Behavioural and perceptual implications

The broad and overlapping tuning of extensor muscle afferents demonstrated in the present study is interesting in relation to perceptual and behavioural effects of tendon vibration, a stimulus known to effectively excite muscle spindle primary afferents (Hagbarth & Eklund, 1966; Goodwin et al. 1972). It has been demonstrated that vibration of the wrist muscle tendons produces illusions of movements as well as errors in performance of a motor co-ordination task (Roll & Gilhodes, 1995; Verschueren et al. 1998). These findings strongly suggest that the ensemble spindle afference from the muscles crossing the joint is a crucial input to derive joint position and movements. Our analysis of pooled spindle data from a few muscles suggests that the discrimination of movements in different directions is well represented by the shifts in the pattern of spindle activity evoked across the population, supporting the emphasis on the ensemble response (Roll & Gilhodes, 1995; Verschueren et al. 1998). Furthermore, the role of spindle afference from an individual muscle for the ensemble pattern suggested by our data seems to fit with the behavioural analysis. For instance, the mean vector for the EDC spindles in our sample is most closely oriented toward wrist flexion whereas the vectors for the ECU and ECR spindles diverge from flexion toward radial and ulnar deviation, respectively. The differential orientations of the vectors imply that vibration of the EDC tendons would produce a larger error with regard to wrist flexion than a similar vibration of the ECU or ECR tendons. This implication has been verified during differential vibration of the wrist tendons (Verschueren et al. 1998).

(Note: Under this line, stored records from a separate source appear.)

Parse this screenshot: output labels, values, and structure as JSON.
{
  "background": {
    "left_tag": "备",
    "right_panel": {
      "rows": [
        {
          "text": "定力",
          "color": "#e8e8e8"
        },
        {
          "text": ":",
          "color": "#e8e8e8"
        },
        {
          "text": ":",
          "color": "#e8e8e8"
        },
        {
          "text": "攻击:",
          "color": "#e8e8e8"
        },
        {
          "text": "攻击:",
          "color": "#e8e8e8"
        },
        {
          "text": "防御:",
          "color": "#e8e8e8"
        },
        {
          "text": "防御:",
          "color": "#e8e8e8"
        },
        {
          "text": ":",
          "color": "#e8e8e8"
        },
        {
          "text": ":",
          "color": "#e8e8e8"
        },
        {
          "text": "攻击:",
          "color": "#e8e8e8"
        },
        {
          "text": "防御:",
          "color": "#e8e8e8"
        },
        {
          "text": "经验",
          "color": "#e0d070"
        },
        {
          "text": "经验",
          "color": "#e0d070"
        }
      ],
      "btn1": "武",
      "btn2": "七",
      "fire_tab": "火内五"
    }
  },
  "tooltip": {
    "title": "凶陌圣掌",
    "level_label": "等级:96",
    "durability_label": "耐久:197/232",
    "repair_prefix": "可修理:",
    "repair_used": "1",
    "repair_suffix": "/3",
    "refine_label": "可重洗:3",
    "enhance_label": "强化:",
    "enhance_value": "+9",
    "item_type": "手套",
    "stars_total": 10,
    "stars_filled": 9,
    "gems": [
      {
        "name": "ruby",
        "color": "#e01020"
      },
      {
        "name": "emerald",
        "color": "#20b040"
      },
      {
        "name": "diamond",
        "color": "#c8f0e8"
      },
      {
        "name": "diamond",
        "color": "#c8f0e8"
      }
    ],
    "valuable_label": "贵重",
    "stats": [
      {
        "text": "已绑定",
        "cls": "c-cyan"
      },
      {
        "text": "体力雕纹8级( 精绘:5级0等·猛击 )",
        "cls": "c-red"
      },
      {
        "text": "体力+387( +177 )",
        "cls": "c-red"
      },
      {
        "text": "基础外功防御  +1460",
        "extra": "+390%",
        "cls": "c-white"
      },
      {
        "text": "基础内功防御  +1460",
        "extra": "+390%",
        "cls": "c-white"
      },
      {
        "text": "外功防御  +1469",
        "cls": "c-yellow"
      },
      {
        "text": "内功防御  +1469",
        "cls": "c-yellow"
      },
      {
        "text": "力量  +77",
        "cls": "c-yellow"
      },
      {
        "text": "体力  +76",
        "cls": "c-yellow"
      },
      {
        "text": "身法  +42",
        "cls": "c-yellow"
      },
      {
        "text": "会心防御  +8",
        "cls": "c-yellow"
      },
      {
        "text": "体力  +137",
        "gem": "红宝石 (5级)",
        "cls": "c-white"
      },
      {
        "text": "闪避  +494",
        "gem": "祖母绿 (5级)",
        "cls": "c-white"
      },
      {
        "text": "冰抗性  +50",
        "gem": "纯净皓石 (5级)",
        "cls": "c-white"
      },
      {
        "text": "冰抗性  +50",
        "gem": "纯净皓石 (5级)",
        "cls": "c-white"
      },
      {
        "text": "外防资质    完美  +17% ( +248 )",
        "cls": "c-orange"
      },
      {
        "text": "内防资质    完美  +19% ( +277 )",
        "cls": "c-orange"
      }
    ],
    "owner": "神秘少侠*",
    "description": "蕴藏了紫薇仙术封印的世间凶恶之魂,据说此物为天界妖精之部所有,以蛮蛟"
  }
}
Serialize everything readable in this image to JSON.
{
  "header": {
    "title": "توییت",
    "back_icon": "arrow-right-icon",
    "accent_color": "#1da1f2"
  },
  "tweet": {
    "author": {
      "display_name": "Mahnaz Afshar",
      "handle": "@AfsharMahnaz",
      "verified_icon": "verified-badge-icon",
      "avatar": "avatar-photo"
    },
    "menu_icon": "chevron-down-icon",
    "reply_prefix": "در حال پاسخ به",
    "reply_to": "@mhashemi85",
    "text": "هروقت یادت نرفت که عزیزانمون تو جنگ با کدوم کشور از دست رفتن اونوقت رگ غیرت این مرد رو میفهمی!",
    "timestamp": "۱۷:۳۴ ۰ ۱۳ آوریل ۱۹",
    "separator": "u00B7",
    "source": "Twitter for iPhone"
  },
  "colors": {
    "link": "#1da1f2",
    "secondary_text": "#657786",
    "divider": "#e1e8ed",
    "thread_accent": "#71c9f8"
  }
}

Psychophysical data have shown that the sense of position is more accurate during active movement compared with passive movement about a joint (reviewed in Jeannerod, 1988). One explanation for the difference in acuity of position sense in the two conditions has been that, in the relaxed state, the fusimotor output is weak or absent, thus, the gain of the muscle spindles is low. Our data suggest that there is little statistical difference in the directional tuning of muscle spindles in the passive and active conditions. This would not support the idea of reduced gain in spindle afference being the cause of the difference in sensory acuity. If the gain of the afferent system is not the underlying cause of the discrepancy, perhaps the presence of an efference copy, or corollary discharge, during active movements and its absence in passive movements is a more likely source for the psychophysical result.